We are impressed by the Outlander Sport's room, especially in the rear seat. The front seats have good headroom and legroom, and the tilt/telescoping steering column helps tailor a comfortable driving position. The rear seat is surprisingly accommodating. An average-size adult male can fit behind a tall front occupant. That's something you don't find in some midsize sedans. The front seats are well-contoured and have decent side bolstering for support in turns. But the rear seat is rather flat, and you need to choose the SE trim to get a fold-down center armrest.
While Mitsubishi has chopped 10 inches off the rear of the Outlander, it has also eliminated the third-row seat, so the cargo space is fairly useful. With all the seats up, there is 21.7 cubic feet of space, which will easily hold a week's worth of groceries. With the 60/40 split second row folded, cargo space expands to 49.5 cubic feet, which will appeal to active-lifestyle types. That's not as much room as larger competitors, many of which have about 65 cubic feet of space, but it's useful, nonetheless.
On the Road
The 2011 Mitsubishi Outlander Sport doesn't exactly live up to its name. Despite its compact size, it's not particularly sporty. It leans a little more in turns than it should and doesn't feel quite as nimble as you might expect. On a positive note, the electric-assist power steering has little play on center and feels natural and direct. It's not sports-car quick, but the feel is right for a small SUV. Too bad the handling can't match the steering for driver involvement.
There are some other positive traits.

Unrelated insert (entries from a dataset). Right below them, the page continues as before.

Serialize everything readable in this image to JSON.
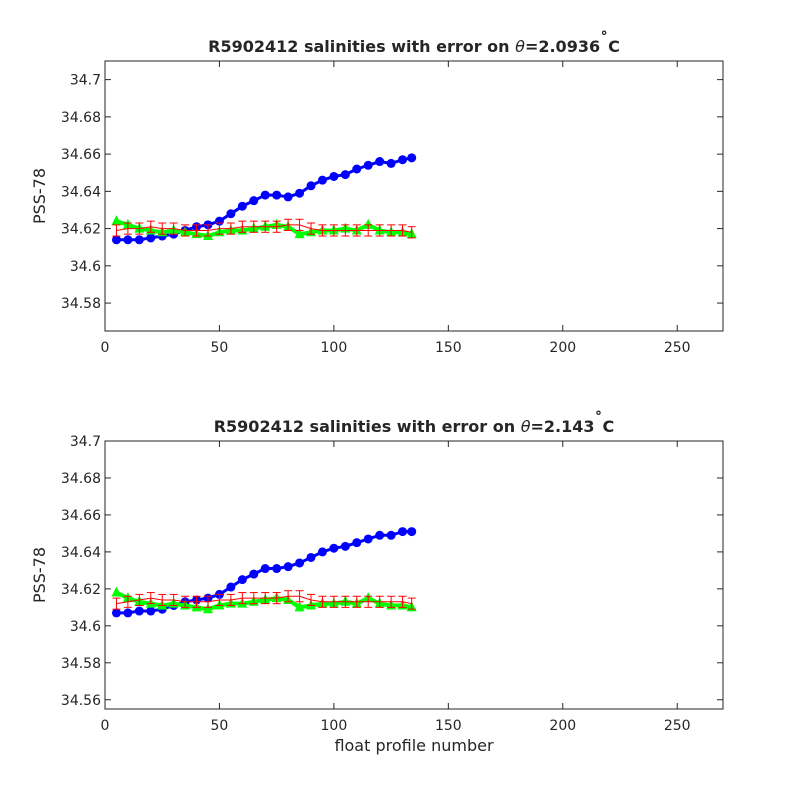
{
  "chart_data": [
    {
      "type": "scatter",
      "title": "R5902412 salinities with error on θ=2.0936˚C",
      "title_parts": {
        "prefix": "R5902412 salinities with error on ",
        "theta": "θ",
        "value": "=2.0936",
        "unit_deg": "˚",
        "unit": "C"
      },
      "xlabel": "",
      "ylabel": "PSS-78",
      "xlim": [
        0,
        270
      ],
      "ylim": [
        34.565,
        34.71
      ],
      "x_ticks": [
        0,
        50,
        100,
        150,
        200,
        250
      ],
      "x_tick_labels": [
        "0",
        "50",
        "100",
        "150",
        "200",
        "250"
      ],
      "y_ticks": [
        34.58,
        34.6,
        34.62,
        34.64,
        34.66,
        34.68,
        34.7
      ],
      "y_tick_labels": [
        "34.58",
        "34.6",
        "34.62",
        "34.64",
        "34.66",
        "34.68",
        "34.7"
      ],
      "grid": false,
      "series": [
        {
          "color": "#0000ff",
          "marker": "circle",
          "x": [
            5,
            10,
            15,
            20,
            25,
            30,
            35,
            40,
            45,
            50,
            55,
            60,
            65,
            70,
            75,
            80,
            85,
            90,
            95,
            100,
            105,
            110,
            115,
            120,
            125,
            130,
            134
          ],
          "y": [
            34.614,
            34.614,
            34.614,
            34.615,
            34.616,
            34.617,
            34.619,
            34.621,
            34.622,
            34.624,
            34.628,
            34.632,
            34.635,
            34.638,
            34.638,
            34.637,
            34.639,
            34.643,
            34.646,
            34.648,
            34.649,
            34.652,
            34.654,
            34.656,
            34.655,
            34.657,
            34.658
          ]
        },
        {
          "color": "#00ff00",
          "marker": "triangle",
          "x": [
            5,
            10,
            15,
            20,
            25,
            30,
            35,
            40,
            45,
            50,
            55,
            60,
            65,
            70,
            75,
            80,
            85,
            90,
            95,
            100,
            105,
            110,
            115,
            120,
            125,
            130,
            134
          ],
          "y": [
            34.624,
            34.622,
            34.62,
            34.619,
            34.618,
            34.619,
            34.618,
            34.617,
            34.616,
            34.618,
            34.619,
            34.619,
            34.62,
            34.621,
            34.622,
            34.621,
            34.617,
            34.618,
            34.619,
            34.619,
            34.62,
            34.619,
            34.622,
            34.619,
            34.618,
            34.618,
            34.617
          ]
        },
        {
          "color": "#ff0000",
          "marker": "errorbar",
          "x": [
            5,
            10,
            15,
            20,
            25,
            30,
            35,
            40,
            45,
            50,
            55,
            60,
            65,
            70,
            75,
            80,
            85,
            90,
            95,
            100,
            105,
            110,
            115,
            120,
            125,
            130,
            134
          ],
          "y": [
            34.619,
            34.62,
            34.62,
            34.621,
            34.62,
            34.62,
            34.619,
            34.619,
            34.619,
            34.62,
            34.62,
            34.621,
            34.621,
            34.621,
            34.621,
            34.622,
            34.622,
            34.62,
            34.619,
            34.619,
            34.619,
            34.619,
            34.619,
            34.619,
            34.619,
            34.619,
            34.618
          ],
          "err": [
            0.003,
            0.003,
            0.003,
            0.003,
            0.003,
            0.003,
            0.003,
            0.003,
            0.003,
            0.003,
            0.003,
            0.003,
            0.003,
            0.003,
            0.003,
            0.003,
            0.003,
            0.003,
            0.003,
            0.003,
            0.003,
            0.003,
            0.003,
            0.003,
            0.003,
            0.003,
            0.003
          ]
        }
      ]
    },
    {
      "type": "scatter",
      "title": "R5902412 salinities with error on θ=2.143˚C",
      "title_parts": {
        "prefix": "R5902412 salinities with error on ",
        "theta": "θ",
        "value": "=2.143",
        "unit_deg": "˚",
        "unit": "C"
      },
      "xlabel": "float profile number",
      "ylabel": "PSS-78",
      "xlim": [
        0,
        270
      ],
      "ylim": [
        34.555,
        34.7
      ],
      "x_ticks": [
        0,
        50,
        100,
        150,
        200,
        250
      ],
      "x_tick_labels": [
        "0",
        "50",
        "100",
        "150",
        "200",
        "250"
      ],
      "y_ticks": [
        34.56,
        34.58,
        34.6,
        34.62,
        34.64,
        34.66,
        34.68,
        34.7
      ],
      "y_tick_labels": [
        "34.56",
        "34.58",
        "34.6",
        "34.62",
        "34.64",
        "34.66",
        "34.68",
        "34.7"
      ],
      "grid": false,
      "series": [
        {
          "color": "#0000ff",
          "marker": "circle",
          "x": [
            5,
            10,
            15,
            20,
            25,
            30,
            35,
            40,
            45,
            50,
            55,
            60,
            65,
            70,
            75,
            80,
            85,
            90,
            95,
            100,
            105,
            110,
            115,
            120,
            125,
            130,
            134
          ],
          "y": [
            34.607,
            34.607,
            34.608,
            34.608,
            34.609,
            34.611,
            34.613,
            34.614,
            34.615,
            34.617,
            34.621,
            34.625,
            34.628,
            34.631,
            34.631,
            34.632,
            34.634,
            34.637,
            34.64,
            34.642,
            34.643,
            34.645,
            34.647,
            34.649,
            34.649,
            34.651,
            34.651
          ]
        },
        {
          "color": "#00ff00",
          "marker": "triangle",
          "x": [
            5,
            10,
            15,
            20,
            25,
            30,
            35,
            40,
            45,
            50,
            55,
            60,
            65,
            70,
            75,
            80,
            85,
            90,
            95,
            100,
            105,
            110,
            115,
            120,
            125,
            130,
            134
          ],
          "y": [
            34.618,
            34.615,
            34.613,
            34.612,
            34.611,
            34.612,
            34.611,
            34.61,
            34.609,
            34.611,
            34.612,
            34.612,
            34.613,
            34.614,
            34.615,
            34.614,
            34.61,
            34.611,
            34.612,
            34.612,
            34.613,
            34.612,
            34.615,
            34.612,
            34.611,
            34.611,
            34.61
          ]
        },
        {
          "color": "#ff0000",
          "marker": "errorbar",
          "x": [
            5,
            10,
            15,
            20,
            25,
            30,
            35,
            40,
            45,
            50,
            55,
            60,
            65,
            70,
            75,
            80,
            85,
            90,
            95,
            100,
            105,
            110,
            115,
            120,
            125,
            130,
            134
          ],
          "y": [
            34.612,
            34.613,
            34.614,
            34.615,
            34.614,
            34.614,
            34.613,
            34.613,
            34.613,
            34.614,
            34.614,
            34.615,
            34.615,
            34.615,
            34.615,
            34.616,
            34.616,
            34.614,
            34.613,
            34.613,
            34.613,
            34.613,
            34.613,
            34.613,
            34.613,
            34.613,
            34.612
          ],
          "err": [
            0.003,
            0.003,
            0.003,
            0.003,
            0.003,
            0.003,
            0.003,
            0.003,
            0.003,
            0.003,
            0.003,
            0.003,
            0.003,
            0.003,
            0.003,
            0.003,
            0.003,
            0.003,
            0.003,
            0.003,
            0.003,
            0.003,
            0.003,
            0.003,
            0.003,
            0.003,
            0.003
          ]
        }
      ]
    }
  ]
}
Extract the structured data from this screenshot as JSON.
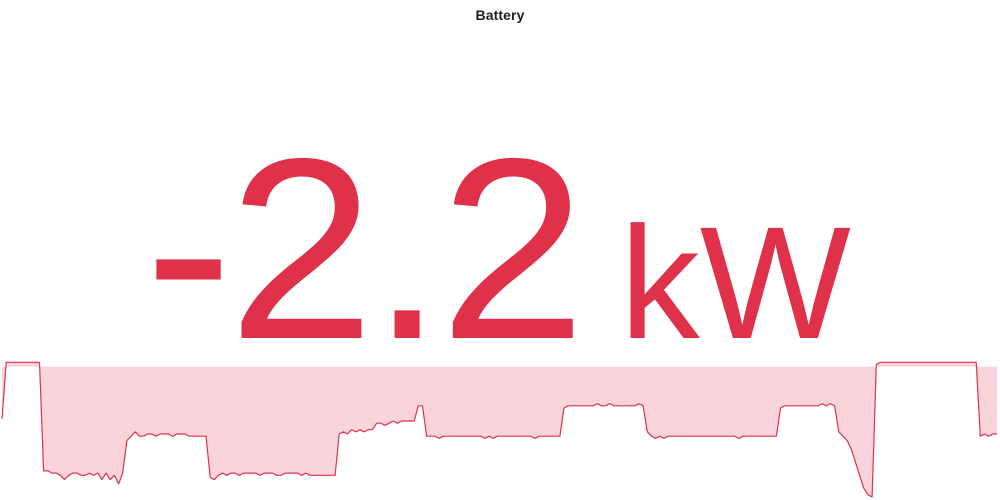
{
  "card": {
    "title": "Battery",
    "value": "-2.2",
    "unit": "kW",
    "accent_color": "#e0314b",
    "fill_color": "#f9d3d9"
  },
  "chart_data": {
    "type": "area",
    "title": "",
    "xlabel": "",
    "ylabel": "",
    "grid": false,
    "legend": "none",
    "baseline": 0,
    "ylim": [
      -3.0,
      0.2
    ],
    "series": [
      {
        "values": [
          -1.2,
          0.1,
          0.1,
          0.1,
          0.1,
          0.1,
          0.1,
          0.1,
          0.1,
          0.1,
          -2.4,
          -2.4,
          -2.45,
          -2.45,
          -2.5,
          -2.6,
          -2.5,
          -2.45,
          -2.45,
          -2.5,
          -2.5,
          -2.45,
          -2.5,
          -2.45,
          -2.6,
          -2.45,
          -2.6,
          -2.5,
          -2.7,
          -2.45,
          -1.7,
          -1.6,
          -1.5,
          -1.6,
          -1.6,
          -1.55,
          -1.55,
          -1.6,
          -1.55,
          -1.55,
          -1.55,
          -1.6,
          -1.55,
          -1.55,
          -1.55,
          -1.6,
          -1.6,
          -1.6,
          -1.6,
          -1.6,
          -2.55,
          -2.6,
          -2.5,
          -2.45,
          -2.5,
          -2.45,
          -2.45,
          -2.5,
          -2.45,
          -2.45,
          -2.45,
          -2.45,
          -2.5,
          -2.45,
          -2.45,
          -2.45,
          -2.5,
          -2.5,
          -2.45,
          -2.45,
          -2.45,
          -2.45,
          -2.5,
          -2.45,
          -2.5,
          -2.5,
          -2.5,
          -2.5,
          -2.5,
          -2.5,
          -2.5,
          -1.55,
          -1.5,
          -1.55,
          -1.45,
          -1.5,
          -1.45,
          -1.5,
          -1.45,
          -1.45,
          -1.3,
          -1.3,
          -1.35,
          -1.3,
          -1.25,
          -1.3,
          -1.25,
          -1.25,
          -1.25,
          -1.25,
          -0.9,
          -0.9,
          -1.6,
          -1.6,
          -1.6,
          -1.65,
          -1.6,
          -1.6,
          -1.6,
          -1.6,
          -1.6,
          -1.6,
          -1.6,
          -1.6,
          -1.6,
          -1.6,
          -1.65,
          -1.6,
          -1.65,
          -1.6,
          -1.6,
          -1.6,
          -1.6,
          -1.6,
          -1.6,
          -1.6,
          -1.6,
          -1.6,
          -1.65,
          -1.6,
          -1.6,
          -1.6,
          -1.6,
          -1.6,
          -1.6,
          -0.95,
          -0.9,
          -0.9,
          -0.9,
          -0.9,
          -0.9,
          -0.9,
          -0.9,
          -0.85,
          -0.9,
          -0.9,
          -0.85,
          -0.9,
          -0.9,
          -0.9,
          -0.9,
          -0.9,
          -0.9,
          -0.85,
          -0.9,
          -1.5,
          -1.6,
          -1.65,
          -1.6,
          -1.65,
          -1.6,
          -1.6,
          -1.6,
          -1.6,
          -1.6,
          -1.6,
          -1.6,
          -1.6,
          -1.6,
          -1.6,
          -1.6,
          -1.6,
          -1.6,
          -1.6,
          -1.6,
          -1.6,
          -1.6,
          -1.65,
          -1.6,
          -1.6,
          -1.6,
          -1.6,
          -1.6,
          -1.6,
          -1.6,
          -1.6,
          -1.6,
          -0.95,
          -0.9,
          -0.9,
          -0.9,
          -0.9,
          -0.9,
          -0.9,
          -0.9,
          -0.9,
          -0.9,
          -0.85,
          -0.9,
          -0.85,
          -0.9,
          -1.5,
          -1.6,
          -1.7,
          -1.9,
          -2.2,
          -2.5,
          -2.8,
          -2.95,
          -3.0,
          0.05,
          0.1,
          0.1,
          0.1,
          0.1,
          0.1,
          0.1,
          0.1,
          0.1,
          0.1,
          0.1,
          0.1,
          0.1,
          0.1,
          0.1,
          0.1,
          0.1,
          0.1,
          0.1,
          0.1,
          0.1,
          0.1,
          0.1,
          0.1,
          0.1,
          -1.6,
          -1.55,
          -1.6,
          -1.55,
          -1.55
        ]
      }
    ]
  }
}
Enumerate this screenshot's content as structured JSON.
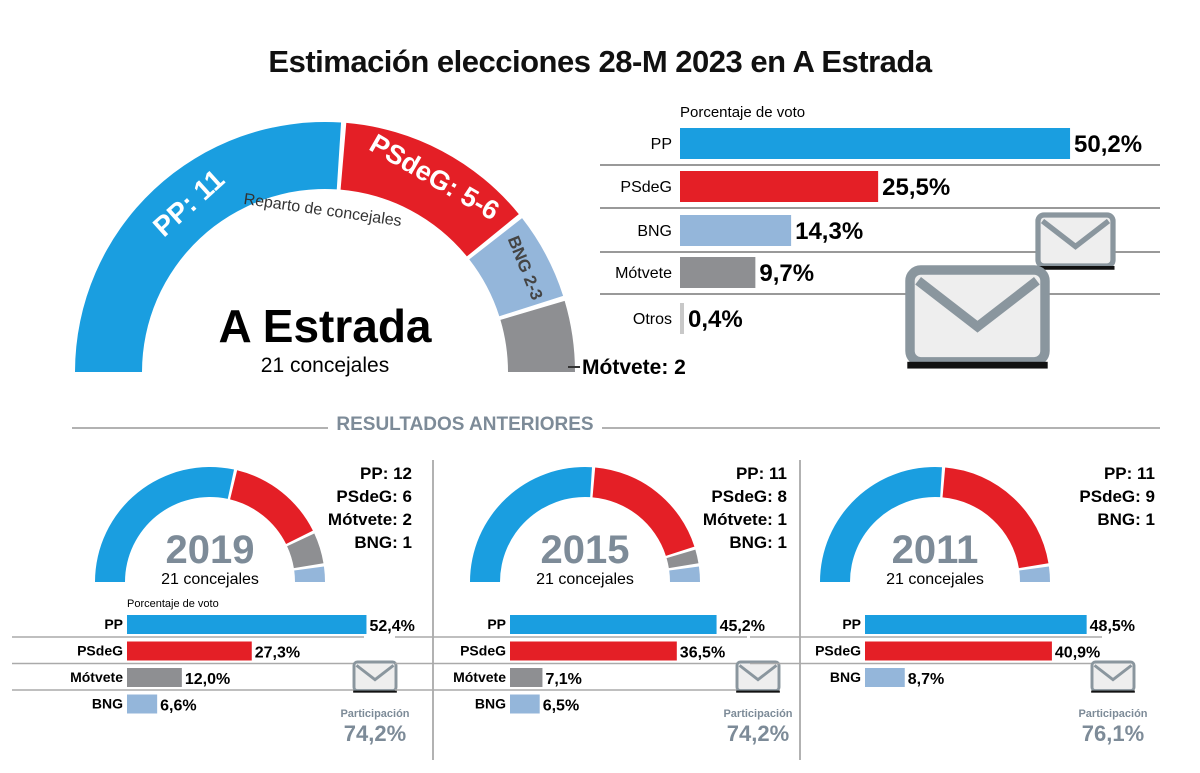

The Outlander Sport feels stable at speed, with just a hint of float, and the ride is forgiving, especially with the base 16-inch wheels. The available all-wheel-drive system also provides solid traction on slick roads and a modicum of off-road ability.
The Outlander Sport's engine is the weakest offered in an SUV of any stripe. Though it is smooth and quiet for a 4-cylinder, it does whine at higher rpms. It makes so little power that high rpms are needed to draw any appreciable motivation from it. That means drivers will be accompanied by that droning sound all too often. Mitsubishi isn't giving zero-to-60-mph numbers, but it almost certainly takes more than 10 seconds.
Front-wheel-drive models are offered with a manual transmission, which is the best choice for getting the most out of this engine. The CVT offered with all-wheel drive can be slow to raise the revs necessary for passing. Fortunately, Mitsubishi provides six preset gear ratios controlled by well-placed and high-quality magnesium shift paddles. We recommend using them to downshift as far as possible before making any passing maneuvers.
The Outlander Sport gets good gas mileage. Its 31 mpg highway rating is as high as you can expect in an SUV. However, competitors such as the Chevrolet Equinox, Hyundai Tucson and Kia Sportage get similar mileage with more usable power.
Right for You?
The Outlander Sport provides the same advantages as other compact SUVs: useful space for friends and cargo and the all-weather confidence of all-wheel drive. It also offers compact-car fuel economy in a maneuverable package at reasonable prices. For these reasons, it will appeal to young active singles and couples. However, other alternatives have more room and more power at prices only slightly higher.